The natural unit of information (symbol: nat), sometimes also nit or nepit, is a unit of information or information entropy, based on natural logarithms and powers of e, rather than the powers of 2 and base 2 logarithms, which define the shannon. This unit is also known by its unit symbol, the nat. One nat is the information content of an event when the probability of that event occurring is 1/e.

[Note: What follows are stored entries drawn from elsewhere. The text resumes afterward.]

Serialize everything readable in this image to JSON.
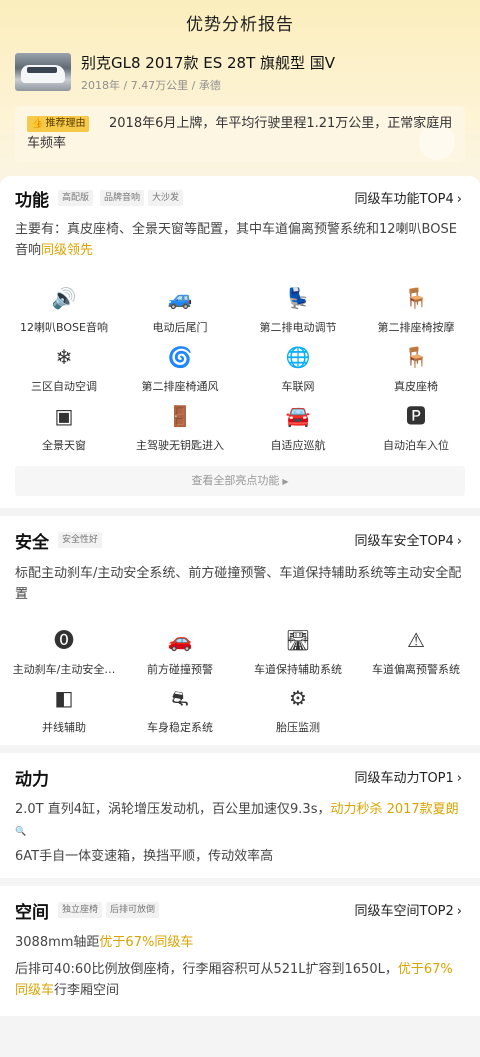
{
  "header": {
    "title": "优势分析报告"
  },
  "car": {
    "name": "别克GL8 2017款 ES 28T 旗舰型 国V",
    "meta": "2018年 / 7.47万公里 / 承德"
  },
  "reason": {
    "badge": "推荐理由",
    "text": "2018年6月上牌，年平均行驶里程1.21万公里，正常家庭用车频率"
  },
  "features": {
    "title": "功能",
    "tags": [
      "高配版",
      "品牌音响",
      "大沙发"
    ],
    "rank": "同级车功能TOP4",
    "desc_main": "主要有：真皮座椅、全景天窗等配置，其中车道偏离预警系统和12喇叭BOSE音响",
    "desc_hl": "同级领先",
    "items": [
      {
        "label": "12喇叭BOSE音响",
        "icon": "speaker-icon"
      },
      {
        "label": "电动后尾门",
        "icon": "power-tailgate-icon"
      },
      {
        "label": "第二排电动调节",
        "icon": "power-seat-adjust-icon"
      },
      {
        "label": "第二排座椅按摩",
        "icon": "seat-massage-icon"
      },
      {
        "label": "三区自动空调",
        "icon": "air-conditioner-icon"
      },
      {
        "label": "第二排座椅通风",
        "icon": "seat-ventilation-icon"
      },
      {
        "label": "车联网",
        "icon": "connected-globe-icon"
      },
      {
        "label": "真皮座椅",
        "icon": "leather-seat-icon"
      },
      {
        "label": "全景天窗",
        "icon": "panoramic-sunroof-icon"
      },
      {
        "label": "主驾驶无钥匙进入",
        "icon": "keyless-door-icon"
      },
      {
        "label": "自适应巡航",
        "icon": "adaptive-cruise-icon"
      },
      {
        "label": "自动泊车入位",
        "icon": "auto-parking-icon"
      }
    ],
    "see_all": "查看全部亮点功能"
  },
  "safety": {
    "title": "安全",
    "tags": [
      "安全性好"
    ],
    "rank": "同级车安全TOP4",
    "desc": "标配主动刹车/主动安全系统、前方碰撞预警、车道保持辅助系统等主动安全配置",
    "items": [
      {
        "label": "主动刹车/主动安全…",
        "icon": "active-brake-icon"
      },
      {
        "label": "前方碰撞预警",
        "icon": "collision-warning-icon"
      },
      {
        "label": "车道保持辅助系统",
        "icon": "lane-keep-icon"
      },
      {
        "label": "车道偏离预警系统",
        "icon": "lane-departure-icon"
      },
      {
        "label": "并线辅助",
        "icon": "blind-spot-mirror-icon"
      },
      {
        "label": "车身稳定系统",
        "icon": "stability-control-icon"
      },
      {
        "label": "胎压监测",
        "icon": "tire-pressure-icon"
      }
    ]
  },
  "power": {
    "title": "动力",
    "rank": "同级车动力TOP1",
    "desc1_main": "2.0T 直列4缸，涡轮增压发动机，百公里加速仅9.3s，",
    "desc1_hl": "动力秒杀 2017款夏朗",
    "desc2": "6AT手自一体变速箱，换挡平顺，传动效率高"
  },
  "space": {
    "title": "空间",
    "tags": [
      "独立座椅",
      "后排可放倒"
    ],
    "rank": "同级车空间TOP2",
    "desc1_main": "3088mm轴距",
    "desc1_hl": "优于67%同级车",
    "desc2_main": "后排可40:60比例放倒座椅，行李厢容积可从521L扩容到1650L，",
    "desc2_hl": "优于67%同级车",
    "desc2_tail": "行李厢空间"
  },
  "colors": {
    "accent": "#d9a300",
    "badge": "#f7c948",
    "header_bg": "#fbeebd"
  }
}
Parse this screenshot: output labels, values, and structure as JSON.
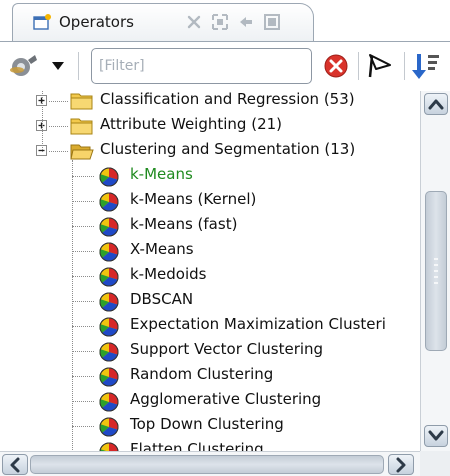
{
  "tab": {
    "label": "Operators"
  },
  "toolbar": {
    "filter_placeholder": "[Filter]"
  },
  "tree": {
    "groups": [
      {
        "label": "Classification and Regression (53)",
        "expanded": false
      },
      {
        "label": "Attribute Weighting (21)",
        "expanded": false
      },
      {
        "label": "Clustering and Segmentation (13)",
        "expanded": true
      }
    ],
    "operators": [
      {
        "label": "k-Means",
        "selected": true
      },
      {
        "label": "k-Means (Kernel)"
      },
      {
        "label": "k-Means (fast)"
      },
      {
        "label": "X-Means"
      },
      {
        "label": "k-Medoids"
      },
      {
        "label": "DBSCAN"
      },
      {
        "label": "Expectation Maximization Clusteri"
      },
      {
        "label": "Support Vector Clustering"
      },
      {
        "label": "Random Clustering"
      },
      {
        "label": "Agglomerative Clustering"
      },
      {
        "label": "Top Down Clustering"
      },
      {
        "label": "Flatten Clustering"
      }
    ]
  },
  "icons": {
    "tab": "new-window-icon",
    "tab_controls": [
      "close-tab-icon",
      "maximize-icon",
      "dock-icon",
      "restore-icon"
    ],
    "toolbar": [
      "operator-gear-icon",
      "dropdown-arrow-icon",
      "clear-filter-icon",
      "flag-icon",
      "sort-icon"
    ],
    "folder": "folder-icon",
    "operator": "clustering-operator-icon"
  },
  "colors": {
    "selected_text": "#1f8a1f",
    "clear_button": "#d9332b",
    "sort_button": "#2a67c9",
    "folder": "#f2c94c"
  }
}
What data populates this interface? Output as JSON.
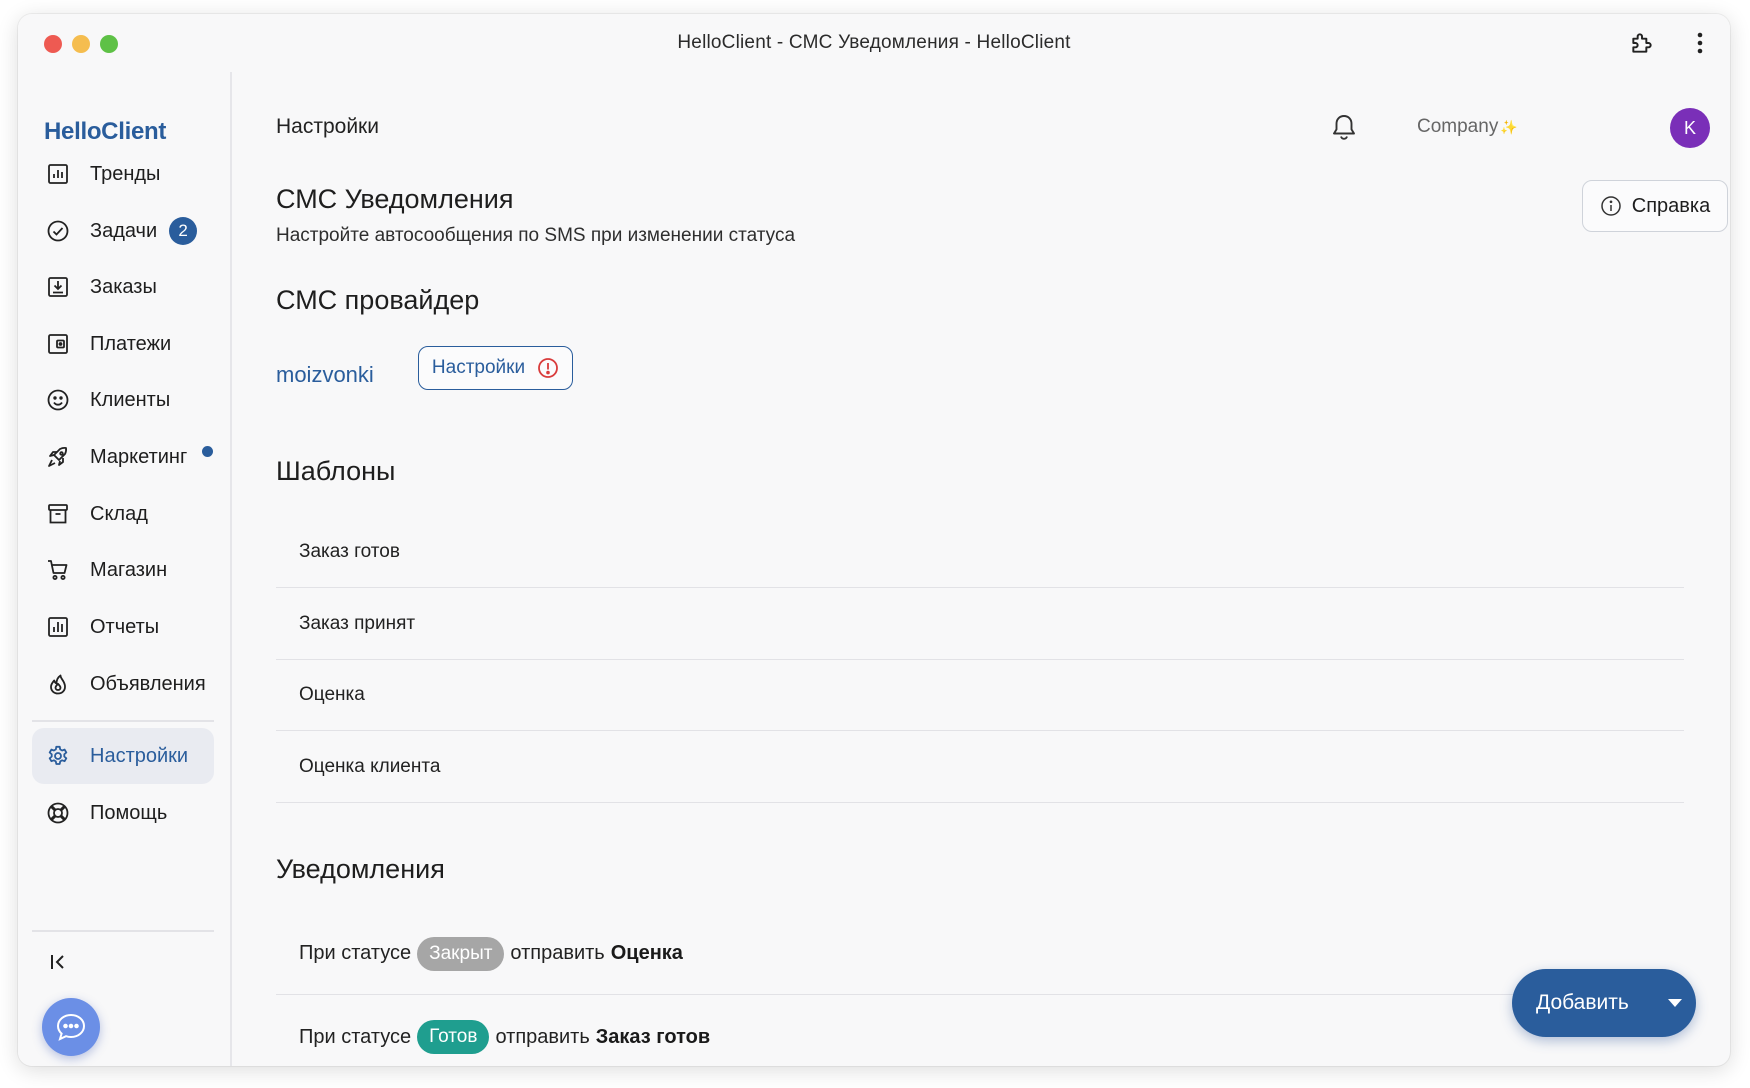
{
  "window": {
    "title": "HelloClient - СМС Уведомления - HelloClient"
  },
  "sidebar": {
    "logo": "HelloClient",
    "items": [
      {
        "label": "Тренды",
        "icon": "chart-icon"
      },
      {
        "label": "Задачи",
        "icon": "check-circle-icon",
        "badge": "2"
      },
      {
        "label": "Заказы",
        "icon": "download-box-icon"
      },
      {
        "label": "Платежи",
        "icon": "wallet-icon"
      },
      {
        "label": "Клиенты",
        "icon": "smile-icon"
      },
      {
        "label": "Маркетинг",
        "icon": "rocket-icon",
        "dot": true
      },
      {
        "label": "Склад",
        "icon": "archive-icon"
      },
      {
        "label": "Магазин",
        "icon": "cart-icon"
      },
      {
        "label": "Отчеты",
        "icon": "report-chart-icon"
      },
      {
        "label": "Объявления",
        "icon": "fire-icon"
      },
      {
        "label": "Настройки",
        "icon": "gear-icon",
        "active": true
      },
      {
        "label": "Помощь",
        "icon": "lifebuoy-icon"
      }
    ]
  },
  "header": {
    "title": "Настройки",
    "company": "Company",
    "avatar_letter": "K"
  },
  "page": {
    "title": "СМС Уведомления",
    "subtitle": "Настройте автосообщения по SMS при изменении статуса",
    "help_label": "Справка"
  },
  "provider": {
    "heading": "СМС провайдер",
    "name": "moizvonki",
    "settings_label": "Настройки"
  },
  "templates": {
    "heading": "Шаблоны",
    "items": [
      "Заказ готов",
      "Заказ принят",
      "Оценка",
      "Оценка клиента"
    ]
  },
  "notifications": {
    "heading": "Уведомления",
    "prefix": "При статусе",
    "middle": "отправить",
    "items": [
      {
        "status": "Закрыт",
        "status_color": "#a6a6a6",
        "template": "Оценка"
      },
      {
        "status": "Готов",
        "status_color": "#1f9e8f",
        "template": "Заказ готов"
      }
    ]
  },
  "add_button": {
    "label": "Добавить"
  },
  "colors": {
    "accent": "#2a5d9c",
    "avatar": "#7a2fb8"
  }
}
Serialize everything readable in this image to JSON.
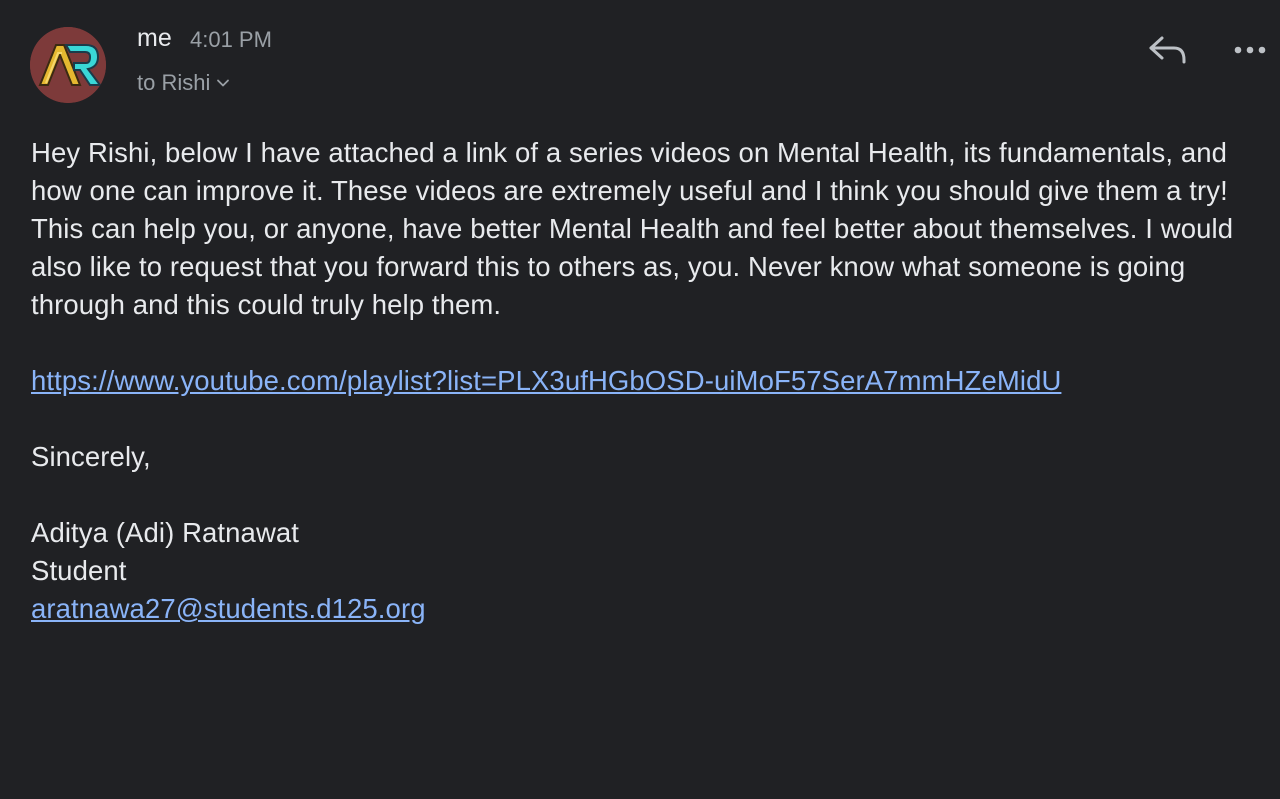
{
  "header": {
    "sender": "me",
    "time": "4:01 PM",
    "recipient": "to Rishi"
  },
  "actions": {
    "reply_icon": "reply-icon",
    "more_icon": "more-horizontal-icon"
  },
  "message": {
    "paragraph": "Hey Rishi, below I have attached a link of a series videos on Mental Health, its fundamentals, and how one can improve it. These videos are extremely useful and I think you should give them a try! This can help you, or anyone, have better Mental Health and feel better about themselves. I would also like to request that you forward this to others as, you. Never know what someone is going through and this could truly help them.",
    "link": "https://www.youtube.com/playlist?list=PLX3ufHGbOSD-uiMoF57SerA7mmHZeMidU",
    "closing": "Sincerely,",
    "signature_name": "Aditya (Adi) Ratnawat",
    "signature_title": "Student",
    "signature_email": "aratnawa27@students.d125.org"
  },
  "colors": {
    "background": "#202124",
    "text": "#e8eaed",
    "muted": "#9aa0a6",
    "link": "#8ab4f8"
  }
}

One nat is equal to 1 Natural logarithm/ln 2 shannons ≈ 1.44 Sh or, equivalently, 1/ln 10 hartleys ≈ 0.434 Hart.

== History ==
Boulton and Wallace used the term nit in conjunction with minimum message length, which was subsequently changed by the minimum description length community to nat to avoid confusion with the nit used as a unit of luminance.

Alan Turing used the term natural ban with the same meaning.

== Entropy ==
Shannon entropy (information entropy), being the expected value of the information of an event, is inherently a quantity of the same type and with a unit of information. The International System of Units, by assigning the same unit (joule per kelvin) both to heat capacity and to thermodynamic entropy implicitly treats information entropy as a quantity of dimension one, with 1 nat = 1. (Note: This implicitly also makes the nat the coherent unit of information in the SI.) Systems of natural units that normalize the Boltzmann constant to 1 are effectively measuring thermodynamic entropy with the nat as unit.

When the Shannon entropy is written using a natural logarithm,
$$\Eta = - \sum_i p_i \ln p_i$$
it is implicitly giving a quantity with nat as the unit.